C.S. Lewis, Mere Christianity
Since we've been reading the New Testament, I've been getting a lot of practice at reading passages that are confusing at first reading, then reading the passages again to find out what they're actually trying to say. I'll try to do that here.
The first sentence is pretty straightforward. You can omit the "do" in today's language, but that's the only real difference between that sentence and a sentence you could expect to hear spoken in modern times.
The second sentence is the one that I had to read twice. "We do not know," or cannot be sure, or have little reason to believe "that only those who know Him," only those who believe in Christ and profess to be Christians, "can be saved by Him."
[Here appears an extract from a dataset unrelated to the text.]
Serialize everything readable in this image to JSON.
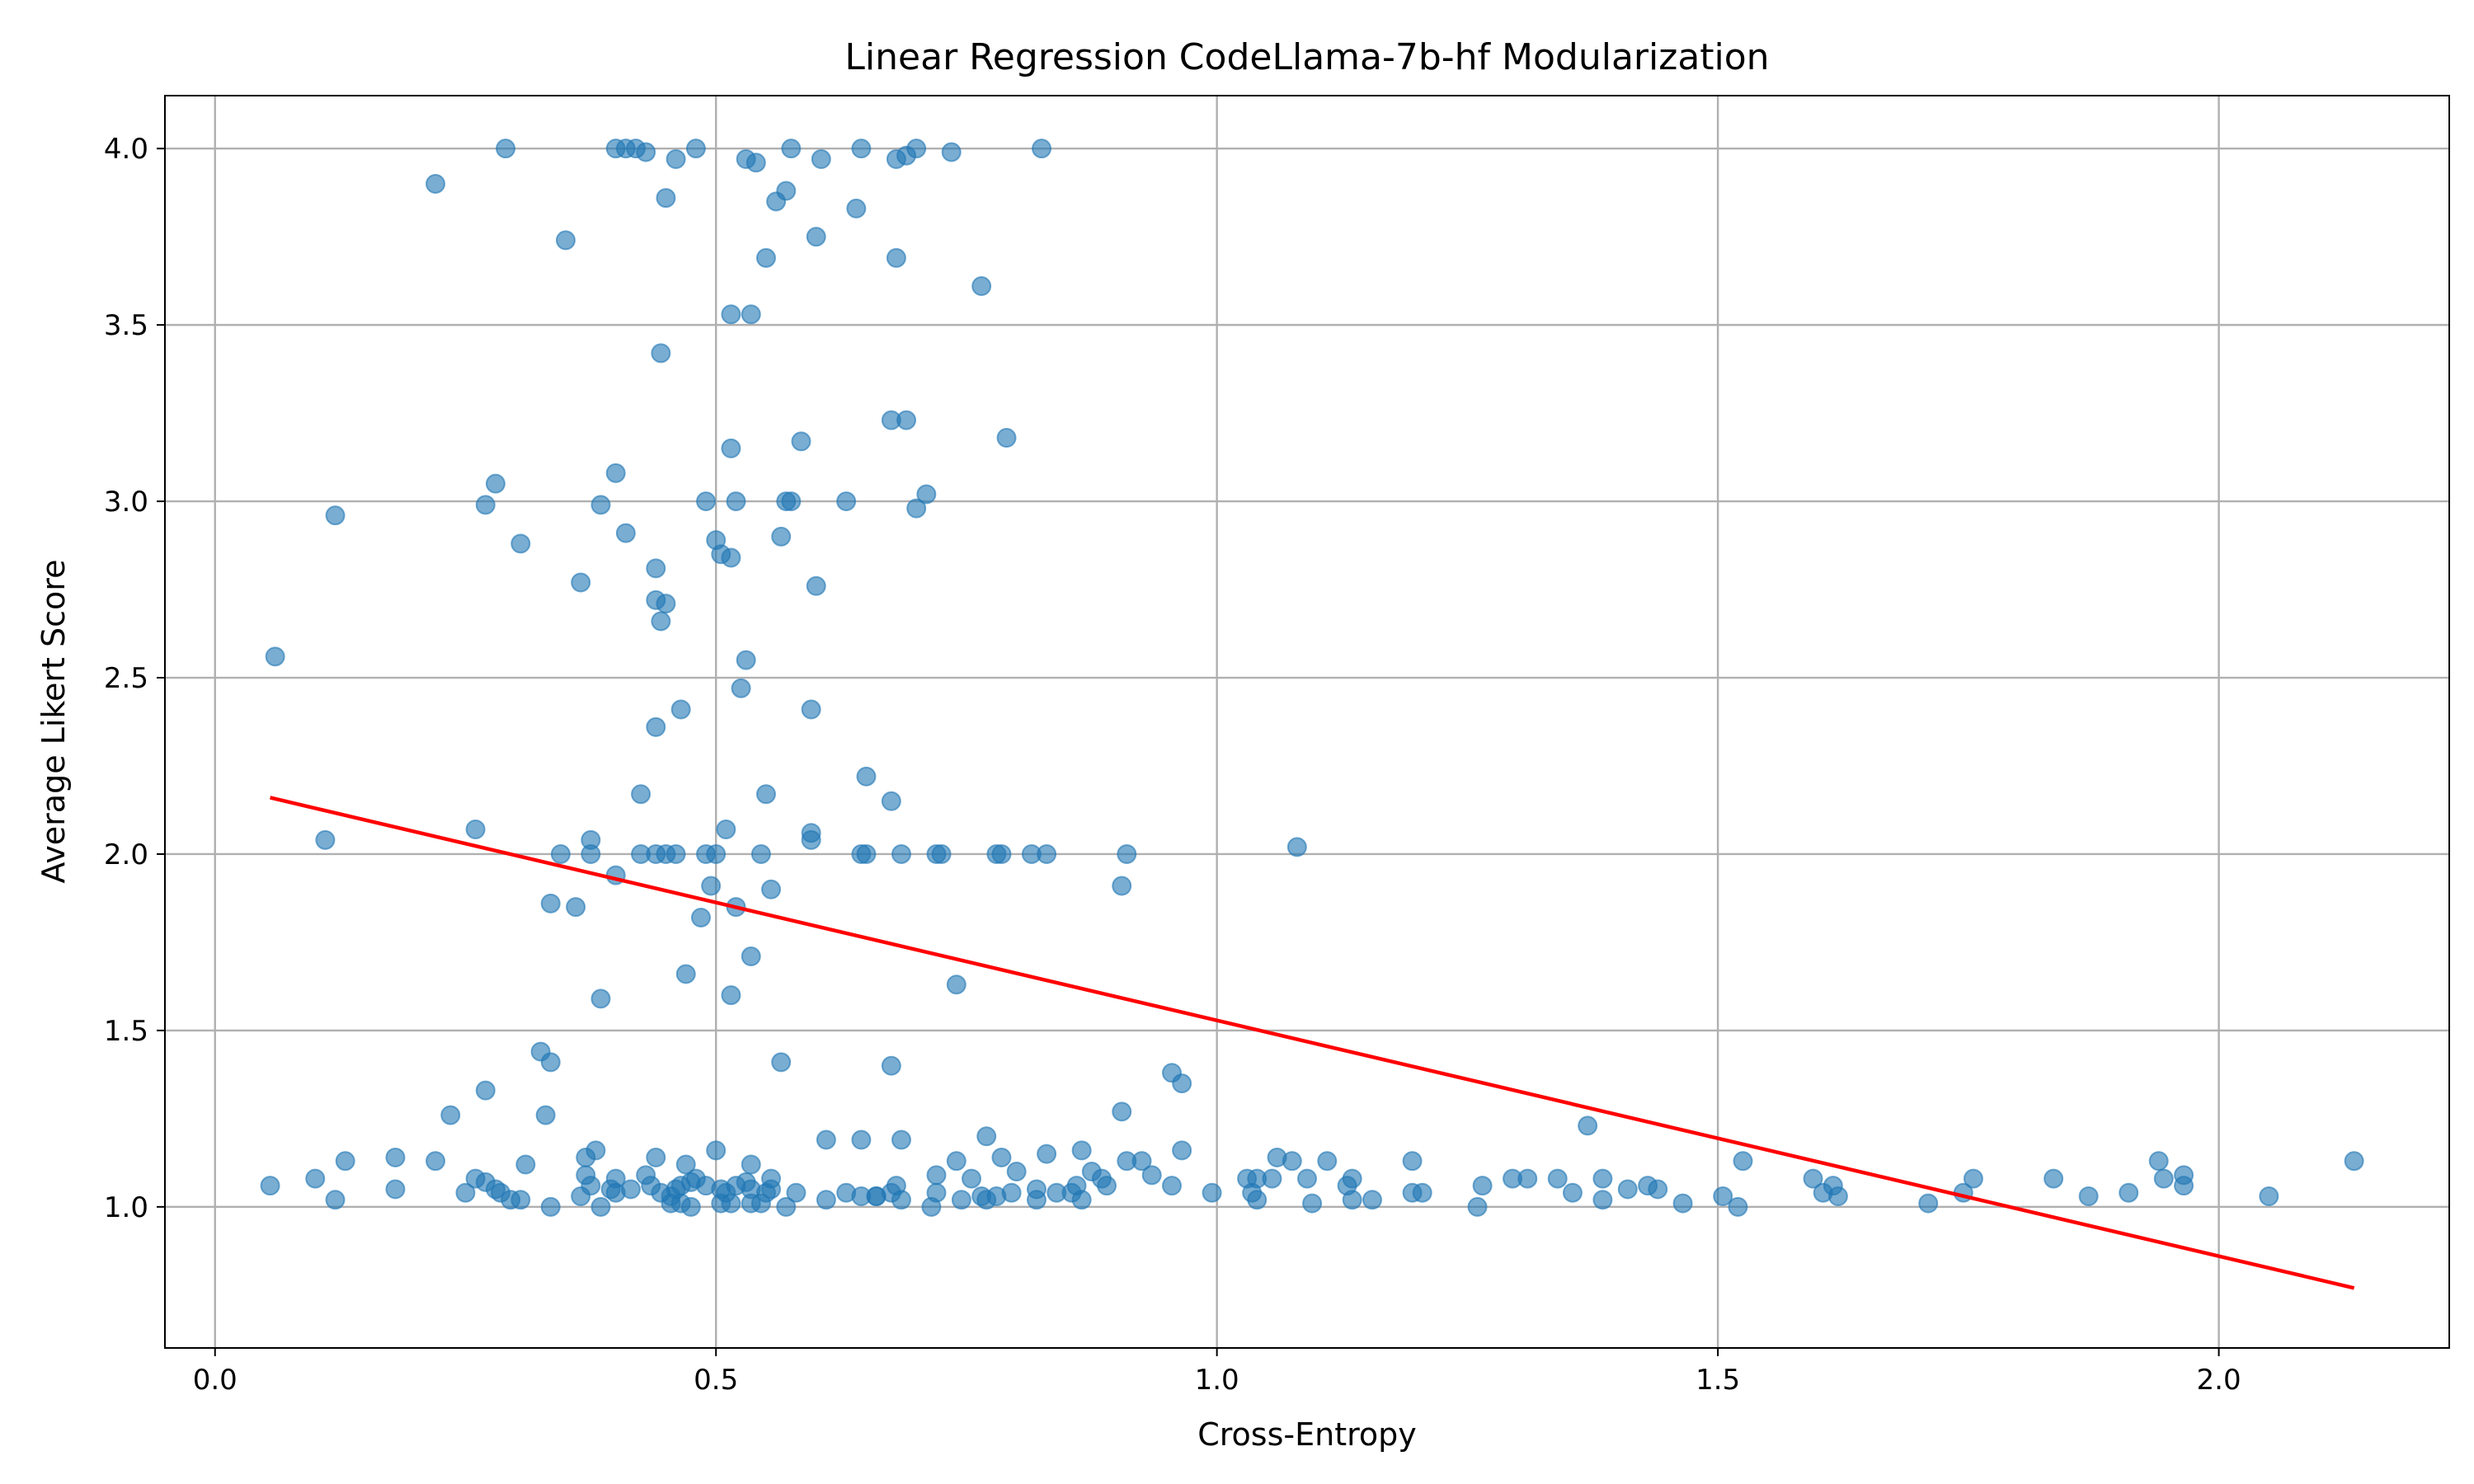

I personally believe that, for reasons that almost don't make sense to me, God is more forgiving to those who don't know of His commandments and ignorantly break them than He is to those who know His commandments and try, but fail, to keep them (though I suppose that may depend on how hard they were actually trying).
For of him unto whom much is given much is required; and he who sins against the greater light shall receive the greater condemnation.
D&C 82: 3
Could it be said, then, that of him unto nothing is given, nothing is required; and he who "sins" against no light shall receive no condemnation? If that were the case, all of mankind could have been saved simply by not being given any knowledge or evidence that God exists! But that would have defied at least one of the main reasons we came to earth in the first place, and the question is entirely academic anyway, since everyone who has ever lived on the earth has been given at least some light via the Light of Christ, better known as the conscience.
While it's true that many people have no knowledge of, or at least no belief in, Jesus Christ, everyone has a basic knowledge of right and wrong. If a person is trying to be good and do what's right, they earn points for that, and if they do what they feel is probably wrong to do, that goes on the permanent record as well. Even if a person doesn't know about God and His commandments, he is still forced to make choices between right and wrong, and his choices in large measure determine whether or not he'll be saved, regardless of whether he ever hears of or develops a belief in Him by whose power he is saved.
Ignorance is not an excuse to do evil, but nor is it cause for exclusion from the Kingdom of God. In a similar manner, knowledge of God's commandments can help us to keep them, but merely having such knowledge does not guarantee our salvation. We may know that Christ is our Savior, but we still have to actually keep His commandments, or at least sincerely strive to, in order to be saved.
We are all judged according to our actions, according to the light and knowledge we have. Some people are given more light than others, and those people are expected to live according to that light they've been given. In the Church of Jesus Christ of Latter-Day Saints, we are given a great deal of light, and we are expected to live better lives because of it. But even if a person is blessed with an abundance of light and is very diligently righteous in living by that light, he should not feel superior to those who stumble in darkness, but are doing the best they can with what little light they have. I'm convinced that such are as welcome in the Kingdom of God as those who know the commandments and keep them.